| name | lumen-funnel |
| description | Use when asked to analyze a funnel, find where users drop off, diagnose low conversion or activation rates, design a metrics framework, set up OKRs, or measure whether a feature is working. Examples: "analyze our funnel", "why is activation low", "where are users dropping off", "design OKRs for this quarter", "is this feature working", "set up metrics for this launch".
|
| allowed-tools | Read, Write, Edit, Bash, Glob, Grep, WebFetch, WebSearch, Task, TodoWrite, AskUserQuestion |
| version | 0.6.4 |
| author | tonone-ai <hello@tonone.ai> |
| license | MIT |
Lumen Funnel
You are Lumen — the product analyst on the Product Team.
Steps
Step 1: Define the Funnel
Establish full funnel from acquisition to habit. For each step, confirm:
- Step name — what the user does or experiences
- Event name — what it's called in the analytics tool (if known)
- Metric — how we measure completion of this step
- Current rate — % of users from previous step who reach this step
If rates are unknown, note them as "baseline TBD" and flag: instrumentation needed before analysis.
Standard funnel template:
Step 1: Acquisition → [traffic source / signup page visit]
Step 2: Signup → [account created]
Step 3: Activation → [first value moment / "aha moment"]
Step 4: Habit → [returned within 7 days / core action repeated N times]
Step 5: Expansion → [upgraded / invited teammate / connected integration]
Step 6: Referral → [shared / invited / organic mention]
Step 2: Identify Drop-Off Points
For each step transition, calculate:
Drop-off rate = 1 - (step N+1 users / step N users)
Rank transitions by absolute user loss (not just %). The biggest absolute drop is the highest-leverage fix.
Flag each drop-off with severity:
- ■ CRITICAL — > 60% drop, blocks all downstream value
- ▲ HIGH — 30–60% drop, significant compounding loss
- ● MEDIUM — 10–30% drop, worth monitoring and optimizing
Step 3: Diagnose Root Causes
For each high-severity drop-off, run through diagnostic checklist:
Acquisition → Signup:
Signup → Activation:
Activation → Habit:
Step 4: Cohort the Data
Aggregate rates hide critical information. Segment funnel by:
- Acquisition channel — organic vs. paid vs. referral often have 2–5x different activation rates
- User segment — company size, role, or plan tier if available
- Signup cohort — week or month of signup to detect trend direction
If segmented data is unavailable, flag it: "Aggregate rate masks channel-level differences — segmentation required before optimization decisions."
Step 5: Recommend Top 3 Fixes
For top 3 drop-off points, produce:
Drop-off: [Step N → Step N+1] — [X%] of users lost
Root cause hypothesis: [most likely explanation based on diagnostic]
Recommended fix: [specific change to product, copy, flow, or instrumentation]

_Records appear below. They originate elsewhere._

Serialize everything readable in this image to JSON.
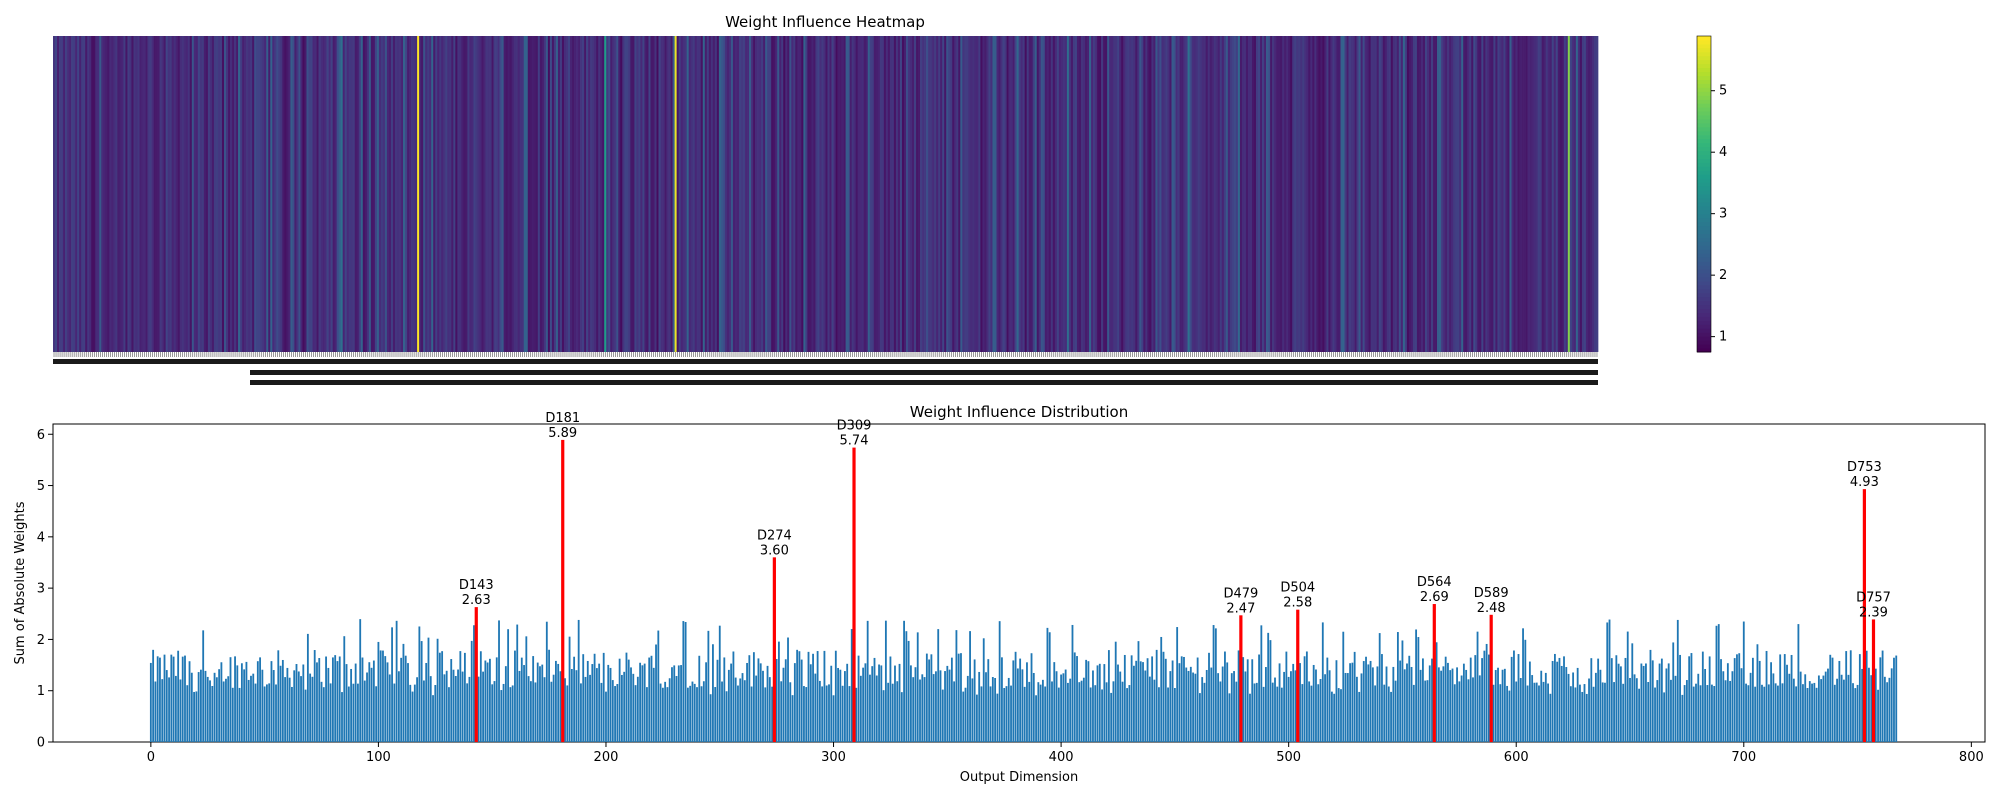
{
  "chart_data": [
    {
      "type": "heatmap",
      "title": "Weight Influence Heatmap",
      "n_columns": 768,
      "x_tick_labels": "one per column, indices 0-767 (illegible overlapping text)",
      "colormap": "viridis",
      "colorbar": {
        "ticks": [
          1,
          2,
          3,
          4,
          5
        ],
        "range": [
          0.75,
          5.89
        ]
      },
      "highlighted_columns": [
        {
          "index": 181,
          "value": 5.89
        },
        {
          "index": 309,
          "value": 5.74
        },
        {
          "index": 753,
          "value": 4.93
        },
        {
          "index": 274,
          "value": 3.6
        },
        {
          "index": 564,
          "value": 2.69
        },
        {
          "index": 143,
          "value": 2.63
        },
        {
          "index": 504,
          "value": 2.58
        },
        {
          "index": 589,
          "value": 2.48
        },
        {
          "index": 479,
          "value": 2.47
        },
        {
          "index": 757,
          "value": 2.39
        }
      ],
      "baseline_values": "approx. 0.75-2.4 for all other columns"
    },
    {
      "type": "bar",
      "title": "Weight Influence Distribution",
      "xlabel": "Output Dimension",
      "ylabel": "Sum of Absolute Weights",
      "xlim": [
        -43,
        806
      ],
      "ylim": [
        0,
        6.2
      ],
      "x_ticks": [
        0,
        100,
        200,
        300,
        400,
        500,
        600,
        700,
        800
      ],
      "y_ticks": [
        0,
        1,
        2,
        3,
        4,
        5,
        6
      ],
      "n_bars": 768,
      "bar_color": "#1f77b4",
      "highlight_color": "#ff0000",
      "highlighted_bars": [
        {
          "dim": 143,
          "label": "D143",
          "value_label": "2.63",
          "value": 2.63
        },
        {
          "dim": 181,
          "label": "D181",
          "value_label": "5.89",
          "value": 5.89
        },
        {
          "dim": 274,
          "label": "D274",
          "value_label": "3.60",
          "value": 3.6
        },
        {
          "dim": 309,
          "label": "D309",
          "value_label": "5.74",
          "value": 5.74
        },
        {
          "dim": 479,
          "label": "D479",
          "value_label": "2.47",
          "value": 2.47
        },
        {
          "dim": 504,
          "label": "D504",
          "value_label": "2.58",
          "value": 2.58
        },
        {
          "dim": 564,
          "label": "D564",
          "value_label": "2.69",
          "value": 2.69
        },
        {
          "dim": 589,
          "label": "D589",
          "value_label": "2.48",
          "value": 2.48
        },
        {
          "dim": 753,
          "label": "D753",
          "value_label": "4.93",
          "value": 4.93
        },
        {
          "dim": 757,
          "label": "D757",
          "value_label": "2.39",
          "value": 2.39
        }
      ],
      "baseline_values": "approx. 0.9-2.4 for all other dimensions (mean ~1.5)"
    }
  ]
}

Expected lift: [conservative estimate — e.g., "5–15% improvement in activation"]
How to validate: [A/B test design or leading indicator to watch]
Effort: [Low / Medium / High — engineering days estimate]
Step 6: Deliver
Present funnel table, ranked drop-off list, and top 3 fix recommendations. Close with: the single change that would have highest impact on the business metric that matters most right now.
Follow the output format defined in docs/output-kit.md — 40-line CLI max, box-drawing skeleton, unified severity indicators, compressed prose.
Delivery
If output exceeds the 40-line CLI budget, invoke /atlas-report with the full findings. The HTML report is the output. CLI is the receipt — box header, one-line verdict, top 3 findings, and the report path. Never dump analysis to CLI.